Situação com alguns pontos de similaridade
ocorreu no mesmo feriado de Proclamação da República com um punhado de
ministros do Supremo Tribunal Federal (STF), um ministro do Tribunal de Contas
da União (TCU), o presidente do Banco Central, Roberto Campos Neto, e o
governador de São Paulo em fim de mandato, Rodrigo Garcia (PSDB).
Todos eles acharam por bem participar em
Nova York de um evento promovido pela empresa privada Lide, firma criada pelo
agora novamente empresário João Doria, o ex-governador de São Paulo que
resolveu voltar ao mundo dos negócios após ter fracassado no plano de disputar
a Presidência.
Na segunda-feira, 14, conforme a empresa,
os magistrados Alexandre de Moraes, Dias Toffoli, Gilmar Mendes, Luís Roberto
Barroso e Ricardo Lewandowski debateram na Big Apple com um ex-colega de corte
e com o ministro do TCU Antonio Anastasia na mesa “O Brasil e o respeito à
liberdade e à democracia”.
No dia seguinte, Campos Neto e Rodrigo
Garcia discutiram “A economia do Brasil a partir de 2023” com um empresário
brasileiro, um representante de entidade patronal brasileira e outros três
economistas brasileiros.
Curiosamente, todos os palestrantes do
“Lide Brazil Conference - New York”, no Harvard Club, eram brasileiros que
residem no Brasil. Apesar do Brasil com “z” no cartaz, não havia conferencista
americano ou de outro país.
Medido pelo porte e pela quantidade das
marcas associadas, a conferência foi um sucesso. Entre as cinco empresas que
constavam como apoiadoras estavam o Bradesco e o Grupo J. Safra. No grupo das
11 apresentadas como patrocinadoras, com o status de ter o logo um degrau acima
no material de divulgação, estavam a Cosan, a Febraban, a gigante asiática
Paper Excellence (PE) e a J&F Investimentos.
A presença das duas últimas lado a lado é
uma amostra da capacidade de articulação de Doria no meio empresarial. Conforme
noticiado, o ex-governador foi contratado para prestar consultoria à PE logo
após abandonar a carreira política. Desde 2018, PE e J&F travam aquela que
ficou conhecida como a maior disputa judicial empresarial em curso no país: um
conflito de R$ 15 bilhões pelo controle da Eldorado Celulose.
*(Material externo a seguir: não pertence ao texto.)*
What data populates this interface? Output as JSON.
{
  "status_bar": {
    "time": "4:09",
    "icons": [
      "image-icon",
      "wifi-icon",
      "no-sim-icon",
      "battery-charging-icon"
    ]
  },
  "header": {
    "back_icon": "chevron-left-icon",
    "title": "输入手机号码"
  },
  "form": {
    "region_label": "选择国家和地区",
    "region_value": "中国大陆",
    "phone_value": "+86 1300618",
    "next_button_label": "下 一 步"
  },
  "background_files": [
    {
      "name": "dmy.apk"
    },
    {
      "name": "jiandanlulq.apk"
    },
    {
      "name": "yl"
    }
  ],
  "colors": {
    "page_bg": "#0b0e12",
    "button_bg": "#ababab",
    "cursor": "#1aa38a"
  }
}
Com a honrosa exceção de Roberto Campos
Neto, do Banco Central, nenhuma das autoridades públicas presentes no evento
privado do Lide registrou a participação em suas respectivas agendas oficiais.
Segundo o Lide informou à coluna, ninguém
recebeu cachê. Mas todos viajaram às custas da empresa, que pagou passagens
aéreas, hospedagem, alimentação e “transfers”.
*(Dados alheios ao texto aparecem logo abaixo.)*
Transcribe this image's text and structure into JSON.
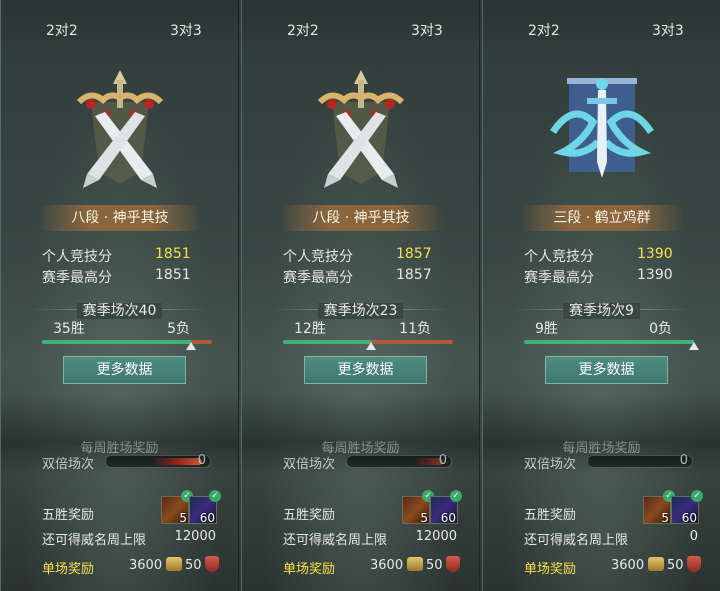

Não precisava ser assim. Como no caso Lula,
o episódio poderia servir de oportunidade para regulamentação.
Em junho de 2016, ante indícios de uma
certa farra de palestras de juízes Brasil afora, o Conselho Nacional de Justiça
(CNJ) criou uma norma de transparência segundo a qual todo magistrado deve
registrar no site de seu correspondente tribunal a data e o local da palestra
que aceitou ministrar, o tema da apresentação e o nome da entidade ou da
empresa promotora.
Em linha com os princípios mais básicos da
transparência, um bem-vindo primeiro avanço poderia ser o estabelecimento de
parâmetros para eventuais remunerações, assim como a exigência de divulgação de
valores eventualmente pagos para transporte, hospedagem e, quando for o caso,
cachê.
Um segundo avanço republicano seria
estender a norma para ministros do STF.
Numa abordagem defensiva, os membros da
suprema corte costumam dizer que não são obrigados a se submeter às regras do
CNJ. É igualmente verdadeiro que também não são impedidos de adotar as regras
mais elementares de transparência seguidas pelos demais magistrados do país.
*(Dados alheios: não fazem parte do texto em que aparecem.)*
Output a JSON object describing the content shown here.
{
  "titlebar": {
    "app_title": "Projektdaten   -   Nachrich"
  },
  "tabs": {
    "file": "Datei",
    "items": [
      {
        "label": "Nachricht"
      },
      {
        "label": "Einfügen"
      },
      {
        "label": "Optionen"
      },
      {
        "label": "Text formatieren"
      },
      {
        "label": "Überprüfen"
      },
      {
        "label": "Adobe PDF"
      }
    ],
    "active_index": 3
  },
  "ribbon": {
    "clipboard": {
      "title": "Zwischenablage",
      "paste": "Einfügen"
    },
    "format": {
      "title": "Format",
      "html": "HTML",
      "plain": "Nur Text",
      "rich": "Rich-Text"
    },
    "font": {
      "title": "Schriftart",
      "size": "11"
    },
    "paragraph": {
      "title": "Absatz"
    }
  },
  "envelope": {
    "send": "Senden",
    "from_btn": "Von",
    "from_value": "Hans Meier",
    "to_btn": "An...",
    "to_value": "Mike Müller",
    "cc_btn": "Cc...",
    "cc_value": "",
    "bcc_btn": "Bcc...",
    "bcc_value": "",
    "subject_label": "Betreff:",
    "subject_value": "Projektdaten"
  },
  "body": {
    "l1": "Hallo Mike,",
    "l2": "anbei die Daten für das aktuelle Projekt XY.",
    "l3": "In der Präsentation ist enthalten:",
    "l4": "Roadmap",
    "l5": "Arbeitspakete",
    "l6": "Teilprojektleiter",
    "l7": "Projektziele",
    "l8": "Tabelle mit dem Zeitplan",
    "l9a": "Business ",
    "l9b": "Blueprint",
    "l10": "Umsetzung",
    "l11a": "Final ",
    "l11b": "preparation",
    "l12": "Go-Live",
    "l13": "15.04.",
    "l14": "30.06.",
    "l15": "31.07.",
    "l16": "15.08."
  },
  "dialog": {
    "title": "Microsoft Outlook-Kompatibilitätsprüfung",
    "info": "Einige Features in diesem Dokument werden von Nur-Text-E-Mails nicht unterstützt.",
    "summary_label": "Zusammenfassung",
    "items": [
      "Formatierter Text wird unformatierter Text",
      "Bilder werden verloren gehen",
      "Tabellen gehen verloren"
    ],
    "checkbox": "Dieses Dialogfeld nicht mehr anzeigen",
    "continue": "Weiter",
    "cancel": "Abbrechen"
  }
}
Num caso como o do feriadão da Proclamação da República, ninguém precisaria recorrer à empresa privada para saber o que foram fazer em Nova York e em quais condições.
3 comentários:
Texto interessante pra quem criticou ou discutiu a viagem de Lula no jatinho dum empresário! Os críticos se preocuparam com os milhões do dinheiro público que Bolsonaro torrou pra participar das CENTENAS DE MOTOCIATAS por todo o país? Ou alguém vê interesse público na AUTOPROMOÇÃO E DIVERSÃO DO GENOCIDA desde o primeiro dia do seu DESgpverno?
Imaginem isso acontecendo em Usa.Ridícula preocupação brasileira, só mesmo aqui essas coisas acontecem.
Procurar chifre na cabeça de cavalo?